I am frankly sick of moral relativism, as if cultures which encourage free speech, equality, democracy, gay rights etc are somehow the same as cultures that believe in murdering gays, treating women as chattels and slaves, beheading opponents.
And I'm sick of useful idiots for US imperialism who lap up the bullshit narratives that governments on both sides of the pond have trotted out in defence of US-led wars of aggression, who not only think that US imperialism is any kind of remedy to dictatorship, the persecution of gays, the subjugation of women and so on (ignoring the fact that, insofar as 'Western' societies embody free speech, democracy, equality and so on, it is because of generations of struggle from below within those societies, not because of some imperial power coming along and imposing those values through the barrel of a gun), but who, in their dangerous naivete, assume that lofty, humanitarian ideals even have anything to do with said wars of aggression to begin with, overlooking the role that the US and its allies have played in fostering cultures characterised by the aforementioned evils abroad through the arming and financing of barbaric tyrannies like Saudi Arabia, which, incidentally, is the world's biggest sponsor of terrorist groups which seek to impose cultures which believe in murdering gays, treating women as chattel and slaves and beheading political opponents, as well as being guilty of all of those things itself.

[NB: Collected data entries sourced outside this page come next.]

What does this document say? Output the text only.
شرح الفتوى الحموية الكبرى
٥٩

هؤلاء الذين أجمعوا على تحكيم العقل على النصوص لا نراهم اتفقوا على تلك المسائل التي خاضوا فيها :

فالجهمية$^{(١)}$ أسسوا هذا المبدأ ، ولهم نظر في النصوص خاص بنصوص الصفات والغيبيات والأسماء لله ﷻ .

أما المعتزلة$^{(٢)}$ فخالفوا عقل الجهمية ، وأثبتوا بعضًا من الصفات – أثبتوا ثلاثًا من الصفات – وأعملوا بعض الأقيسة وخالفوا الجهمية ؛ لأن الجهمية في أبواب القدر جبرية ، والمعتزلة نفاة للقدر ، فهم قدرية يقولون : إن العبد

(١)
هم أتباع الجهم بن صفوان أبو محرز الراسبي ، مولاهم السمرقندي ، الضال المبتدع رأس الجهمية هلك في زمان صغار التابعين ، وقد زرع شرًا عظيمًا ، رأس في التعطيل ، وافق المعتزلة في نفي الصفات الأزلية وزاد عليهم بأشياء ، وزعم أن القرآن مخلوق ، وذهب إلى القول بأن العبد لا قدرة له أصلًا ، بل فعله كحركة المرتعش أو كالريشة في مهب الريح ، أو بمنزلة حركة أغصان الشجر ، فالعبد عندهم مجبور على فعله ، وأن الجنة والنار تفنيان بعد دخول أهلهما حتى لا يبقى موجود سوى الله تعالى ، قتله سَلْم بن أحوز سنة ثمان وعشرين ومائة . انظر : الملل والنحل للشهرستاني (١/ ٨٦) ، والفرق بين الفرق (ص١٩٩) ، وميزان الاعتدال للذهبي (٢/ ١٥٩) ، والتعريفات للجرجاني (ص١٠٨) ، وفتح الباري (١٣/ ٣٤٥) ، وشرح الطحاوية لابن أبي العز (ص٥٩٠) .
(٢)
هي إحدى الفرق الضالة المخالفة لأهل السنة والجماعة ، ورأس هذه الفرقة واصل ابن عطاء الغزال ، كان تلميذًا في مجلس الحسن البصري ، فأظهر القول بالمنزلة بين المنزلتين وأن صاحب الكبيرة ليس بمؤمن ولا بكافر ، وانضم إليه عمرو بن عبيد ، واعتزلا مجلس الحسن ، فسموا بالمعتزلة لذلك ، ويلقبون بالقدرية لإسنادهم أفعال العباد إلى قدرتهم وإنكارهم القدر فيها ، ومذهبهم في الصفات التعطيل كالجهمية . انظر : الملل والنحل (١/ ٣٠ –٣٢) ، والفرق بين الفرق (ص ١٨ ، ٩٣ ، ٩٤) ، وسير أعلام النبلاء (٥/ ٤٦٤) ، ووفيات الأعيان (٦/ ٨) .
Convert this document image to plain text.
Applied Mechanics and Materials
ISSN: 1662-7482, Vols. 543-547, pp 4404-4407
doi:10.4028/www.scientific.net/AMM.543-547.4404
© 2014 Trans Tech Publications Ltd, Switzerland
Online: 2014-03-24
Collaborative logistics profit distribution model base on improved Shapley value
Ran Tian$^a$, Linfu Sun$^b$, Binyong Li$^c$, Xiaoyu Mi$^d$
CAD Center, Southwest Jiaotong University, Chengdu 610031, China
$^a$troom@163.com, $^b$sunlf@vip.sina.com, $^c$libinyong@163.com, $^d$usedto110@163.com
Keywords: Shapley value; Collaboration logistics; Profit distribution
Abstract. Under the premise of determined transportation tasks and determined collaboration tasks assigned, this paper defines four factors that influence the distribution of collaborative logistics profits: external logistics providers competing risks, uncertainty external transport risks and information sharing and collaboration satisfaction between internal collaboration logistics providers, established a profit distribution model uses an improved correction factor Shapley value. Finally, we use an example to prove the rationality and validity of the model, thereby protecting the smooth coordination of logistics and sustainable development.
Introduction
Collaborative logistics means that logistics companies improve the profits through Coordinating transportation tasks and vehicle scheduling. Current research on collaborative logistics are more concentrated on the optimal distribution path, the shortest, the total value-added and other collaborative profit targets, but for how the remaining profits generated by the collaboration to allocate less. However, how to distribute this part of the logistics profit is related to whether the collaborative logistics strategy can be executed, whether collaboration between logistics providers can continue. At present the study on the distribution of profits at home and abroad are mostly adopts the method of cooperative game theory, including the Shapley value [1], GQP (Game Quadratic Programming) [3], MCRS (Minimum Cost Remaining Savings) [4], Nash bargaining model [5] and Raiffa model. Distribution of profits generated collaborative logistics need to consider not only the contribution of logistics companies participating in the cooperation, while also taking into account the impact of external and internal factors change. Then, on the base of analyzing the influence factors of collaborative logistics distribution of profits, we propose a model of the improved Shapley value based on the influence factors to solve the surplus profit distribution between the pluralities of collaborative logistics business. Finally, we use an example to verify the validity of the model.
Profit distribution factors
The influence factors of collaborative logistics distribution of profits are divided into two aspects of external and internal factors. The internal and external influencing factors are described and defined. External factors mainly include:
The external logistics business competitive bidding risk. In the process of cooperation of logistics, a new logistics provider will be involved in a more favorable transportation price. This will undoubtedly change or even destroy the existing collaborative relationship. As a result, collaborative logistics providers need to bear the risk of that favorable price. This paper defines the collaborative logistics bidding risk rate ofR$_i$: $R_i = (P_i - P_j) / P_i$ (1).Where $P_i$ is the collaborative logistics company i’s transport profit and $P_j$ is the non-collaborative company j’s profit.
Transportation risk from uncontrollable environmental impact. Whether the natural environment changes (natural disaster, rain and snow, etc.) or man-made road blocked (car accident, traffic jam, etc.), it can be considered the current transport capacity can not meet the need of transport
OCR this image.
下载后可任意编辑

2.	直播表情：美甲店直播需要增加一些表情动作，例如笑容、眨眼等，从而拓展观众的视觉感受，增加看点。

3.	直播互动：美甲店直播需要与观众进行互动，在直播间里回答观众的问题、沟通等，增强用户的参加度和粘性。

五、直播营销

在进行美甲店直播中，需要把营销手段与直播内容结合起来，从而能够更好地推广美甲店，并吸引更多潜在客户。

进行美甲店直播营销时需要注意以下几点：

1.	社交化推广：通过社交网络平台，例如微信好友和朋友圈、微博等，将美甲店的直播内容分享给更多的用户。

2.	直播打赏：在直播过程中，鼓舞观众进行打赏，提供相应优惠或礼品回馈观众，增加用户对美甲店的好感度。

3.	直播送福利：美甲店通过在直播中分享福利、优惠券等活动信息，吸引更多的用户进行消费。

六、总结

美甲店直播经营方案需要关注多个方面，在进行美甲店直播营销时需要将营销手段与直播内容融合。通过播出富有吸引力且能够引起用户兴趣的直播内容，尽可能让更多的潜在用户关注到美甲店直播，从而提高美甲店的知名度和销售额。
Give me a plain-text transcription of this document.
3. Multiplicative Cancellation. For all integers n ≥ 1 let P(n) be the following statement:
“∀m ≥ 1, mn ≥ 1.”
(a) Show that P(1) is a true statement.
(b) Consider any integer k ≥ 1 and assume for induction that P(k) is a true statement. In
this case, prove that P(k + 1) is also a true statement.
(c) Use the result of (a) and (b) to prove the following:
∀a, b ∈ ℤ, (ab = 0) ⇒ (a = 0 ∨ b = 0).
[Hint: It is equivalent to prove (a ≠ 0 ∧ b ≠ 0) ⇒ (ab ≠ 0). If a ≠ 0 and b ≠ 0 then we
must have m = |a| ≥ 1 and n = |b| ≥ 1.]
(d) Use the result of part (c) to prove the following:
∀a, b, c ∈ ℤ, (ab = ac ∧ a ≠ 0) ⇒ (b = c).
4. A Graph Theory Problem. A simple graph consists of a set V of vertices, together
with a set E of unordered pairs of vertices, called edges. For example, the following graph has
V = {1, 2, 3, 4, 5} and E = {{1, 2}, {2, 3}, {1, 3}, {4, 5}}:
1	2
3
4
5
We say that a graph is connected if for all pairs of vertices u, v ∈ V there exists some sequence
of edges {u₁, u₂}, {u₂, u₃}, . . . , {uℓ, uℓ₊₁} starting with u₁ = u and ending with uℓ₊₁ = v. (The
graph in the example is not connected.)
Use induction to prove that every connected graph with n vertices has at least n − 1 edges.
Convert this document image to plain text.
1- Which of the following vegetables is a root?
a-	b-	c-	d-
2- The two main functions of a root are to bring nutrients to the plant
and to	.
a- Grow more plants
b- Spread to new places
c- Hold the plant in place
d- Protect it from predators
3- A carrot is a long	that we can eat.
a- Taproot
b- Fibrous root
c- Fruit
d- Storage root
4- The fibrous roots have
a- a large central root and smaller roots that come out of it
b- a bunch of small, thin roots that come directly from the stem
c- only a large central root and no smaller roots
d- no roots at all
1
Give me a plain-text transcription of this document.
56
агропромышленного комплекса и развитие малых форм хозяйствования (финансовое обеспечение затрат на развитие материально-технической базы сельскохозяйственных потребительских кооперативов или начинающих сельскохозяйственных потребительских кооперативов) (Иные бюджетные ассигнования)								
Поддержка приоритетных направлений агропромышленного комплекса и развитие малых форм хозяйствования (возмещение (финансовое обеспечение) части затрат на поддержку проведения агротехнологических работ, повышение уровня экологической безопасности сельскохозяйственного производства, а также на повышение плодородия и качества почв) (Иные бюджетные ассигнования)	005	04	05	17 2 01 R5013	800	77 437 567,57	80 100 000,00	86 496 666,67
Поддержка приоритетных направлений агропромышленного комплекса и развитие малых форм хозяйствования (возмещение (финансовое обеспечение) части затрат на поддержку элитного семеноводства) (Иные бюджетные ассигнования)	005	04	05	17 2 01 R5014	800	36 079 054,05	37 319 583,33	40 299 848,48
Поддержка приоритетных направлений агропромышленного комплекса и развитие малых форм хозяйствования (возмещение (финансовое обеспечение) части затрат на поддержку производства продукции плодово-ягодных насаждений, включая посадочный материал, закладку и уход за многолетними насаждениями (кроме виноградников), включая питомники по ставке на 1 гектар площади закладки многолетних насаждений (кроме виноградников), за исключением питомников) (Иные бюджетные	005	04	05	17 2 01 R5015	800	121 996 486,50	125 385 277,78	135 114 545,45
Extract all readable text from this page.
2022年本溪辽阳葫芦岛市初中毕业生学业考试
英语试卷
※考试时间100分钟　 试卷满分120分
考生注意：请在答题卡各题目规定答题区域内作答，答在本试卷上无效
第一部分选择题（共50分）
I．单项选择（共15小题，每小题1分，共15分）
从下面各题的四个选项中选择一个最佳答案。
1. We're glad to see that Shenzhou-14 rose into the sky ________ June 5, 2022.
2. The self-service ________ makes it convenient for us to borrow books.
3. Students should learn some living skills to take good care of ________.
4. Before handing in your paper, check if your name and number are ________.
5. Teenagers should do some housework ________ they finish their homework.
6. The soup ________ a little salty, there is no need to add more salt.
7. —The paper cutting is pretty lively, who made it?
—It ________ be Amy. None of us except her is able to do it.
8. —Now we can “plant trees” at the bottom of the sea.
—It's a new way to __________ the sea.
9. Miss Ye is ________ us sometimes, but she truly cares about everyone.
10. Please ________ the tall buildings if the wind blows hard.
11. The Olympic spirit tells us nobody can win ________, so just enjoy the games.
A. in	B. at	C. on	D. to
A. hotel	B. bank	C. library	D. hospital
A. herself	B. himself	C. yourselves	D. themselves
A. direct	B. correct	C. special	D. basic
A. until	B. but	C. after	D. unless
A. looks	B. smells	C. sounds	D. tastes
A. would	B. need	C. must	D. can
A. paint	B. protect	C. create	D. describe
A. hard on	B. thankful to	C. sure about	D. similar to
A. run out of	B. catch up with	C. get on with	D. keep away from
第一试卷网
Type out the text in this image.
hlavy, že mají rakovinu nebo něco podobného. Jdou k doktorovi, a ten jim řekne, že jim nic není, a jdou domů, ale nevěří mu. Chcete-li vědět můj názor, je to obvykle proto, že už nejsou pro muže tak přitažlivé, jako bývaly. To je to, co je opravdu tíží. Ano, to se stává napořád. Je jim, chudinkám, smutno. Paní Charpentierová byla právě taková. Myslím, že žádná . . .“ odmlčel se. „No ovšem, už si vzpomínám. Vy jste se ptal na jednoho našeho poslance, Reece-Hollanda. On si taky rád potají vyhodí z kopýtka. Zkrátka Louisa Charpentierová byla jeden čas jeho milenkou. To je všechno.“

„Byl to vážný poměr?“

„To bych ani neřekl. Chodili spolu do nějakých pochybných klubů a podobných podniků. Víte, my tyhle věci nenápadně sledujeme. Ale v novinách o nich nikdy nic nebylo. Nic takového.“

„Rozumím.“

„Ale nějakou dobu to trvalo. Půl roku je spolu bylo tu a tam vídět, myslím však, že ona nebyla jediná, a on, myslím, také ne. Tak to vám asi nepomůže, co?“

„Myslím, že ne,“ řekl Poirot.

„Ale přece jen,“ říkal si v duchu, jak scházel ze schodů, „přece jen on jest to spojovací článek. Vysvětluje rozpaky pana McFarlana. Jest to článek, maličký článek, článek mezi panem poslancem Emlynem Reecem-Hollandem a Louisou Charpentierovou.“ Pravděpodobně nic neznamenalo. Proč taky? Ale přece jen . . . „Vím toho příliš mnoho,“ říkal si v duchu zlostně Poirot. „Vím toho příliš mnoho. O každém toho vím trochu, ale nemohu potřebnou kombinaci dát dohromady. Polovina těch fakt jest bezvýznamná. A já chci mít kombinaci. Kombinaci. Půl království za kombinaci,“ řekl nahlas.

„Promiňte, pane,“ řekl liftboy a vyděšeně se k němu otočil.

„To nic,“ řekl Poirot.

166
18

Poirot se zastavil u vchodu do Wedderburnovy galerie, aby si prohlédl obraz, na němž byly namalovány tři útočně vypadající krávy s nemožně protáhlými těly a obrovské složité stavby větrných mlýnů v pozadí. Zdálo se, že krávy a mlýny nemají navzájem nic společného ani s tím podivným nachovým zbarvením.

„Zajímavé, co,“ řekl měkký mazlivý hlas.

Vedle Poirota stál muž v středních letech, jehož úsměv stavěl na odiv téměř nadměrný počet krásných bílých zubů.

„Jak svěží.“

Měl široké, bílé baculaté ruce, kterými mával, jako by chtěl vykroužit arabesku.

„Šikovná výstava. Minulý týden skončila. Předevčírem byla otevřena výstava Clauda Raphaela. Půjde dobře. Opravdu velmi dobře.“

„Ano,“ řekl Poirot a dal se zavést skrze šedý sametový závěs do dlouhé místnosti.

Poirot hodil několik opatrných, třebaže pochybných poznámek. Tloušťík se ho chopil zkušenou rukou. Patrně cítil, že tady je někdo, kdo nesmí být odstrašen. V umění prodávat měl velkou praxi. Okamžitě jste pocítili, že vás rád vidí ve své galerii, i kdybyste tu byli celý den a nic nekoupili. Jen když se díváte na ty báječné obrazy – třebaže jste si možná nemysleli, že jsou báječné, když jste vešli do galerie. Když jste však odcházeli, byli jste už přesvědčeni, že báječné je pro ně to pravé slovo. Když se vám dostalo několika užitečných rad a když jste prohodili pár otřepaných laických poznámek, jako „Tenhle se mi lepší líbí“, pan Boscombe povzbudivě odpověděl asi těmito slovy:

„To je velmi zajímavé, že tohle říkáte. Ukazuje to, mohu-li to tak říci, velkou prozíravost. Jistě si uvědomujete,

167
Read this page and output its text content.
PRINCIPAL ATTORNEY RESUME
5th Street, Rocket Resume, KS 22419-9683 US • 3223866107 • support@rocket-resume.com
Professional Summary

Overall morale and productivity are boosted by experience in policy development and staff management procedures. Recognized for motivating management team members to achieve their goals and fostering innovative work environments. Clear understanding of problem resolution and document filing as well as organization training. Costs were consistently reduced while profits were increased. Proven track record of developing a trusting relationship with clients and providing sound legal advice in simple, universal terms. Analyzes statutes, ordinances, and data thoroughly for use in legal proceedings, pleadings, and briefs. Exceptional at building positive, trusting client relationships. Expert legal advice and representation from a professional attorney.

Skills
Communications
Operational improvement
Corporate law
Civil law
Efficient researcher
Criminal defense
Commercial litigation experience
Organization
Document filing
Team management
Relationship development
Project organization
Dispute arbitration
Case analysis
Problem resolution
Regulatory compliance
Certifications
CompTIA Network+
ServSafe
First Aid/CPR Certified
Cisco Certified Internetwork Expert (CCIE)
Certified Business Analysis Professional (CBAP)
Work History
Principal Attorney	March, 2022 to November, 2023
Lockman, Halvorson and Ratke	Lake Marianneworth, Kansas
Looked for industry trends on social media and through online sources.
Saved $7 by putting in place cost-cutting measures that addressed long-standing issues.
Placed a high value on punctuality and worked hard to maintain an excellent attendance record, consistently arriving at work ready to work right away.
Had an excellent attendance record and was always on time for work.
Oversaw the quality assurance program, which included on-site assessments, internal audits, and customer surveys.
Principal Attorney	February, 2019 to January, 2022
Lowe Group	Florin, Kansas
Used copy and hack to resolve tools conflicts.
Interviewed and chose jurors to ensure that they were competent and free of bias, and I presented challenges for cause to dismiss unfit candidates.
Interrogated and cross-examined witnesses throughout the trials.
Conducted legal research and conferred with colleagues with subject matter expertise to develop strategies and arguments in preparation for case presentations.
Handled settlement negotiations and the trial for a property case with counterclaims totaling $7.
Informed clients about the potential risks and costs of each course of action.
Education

@chris e. I am unclear why you are asking me. I had no part in the decision, nor was I consulted on it, or even asked my opinion. I am not part of the military-political establishment and have no position of authority or decision making that was in any way involved. What's more, I never suggested that there was any equation of improvement versus lives that would have validated or invalidated the action. I can't answer your question because it presumes that I hold a view that I do NOT hold.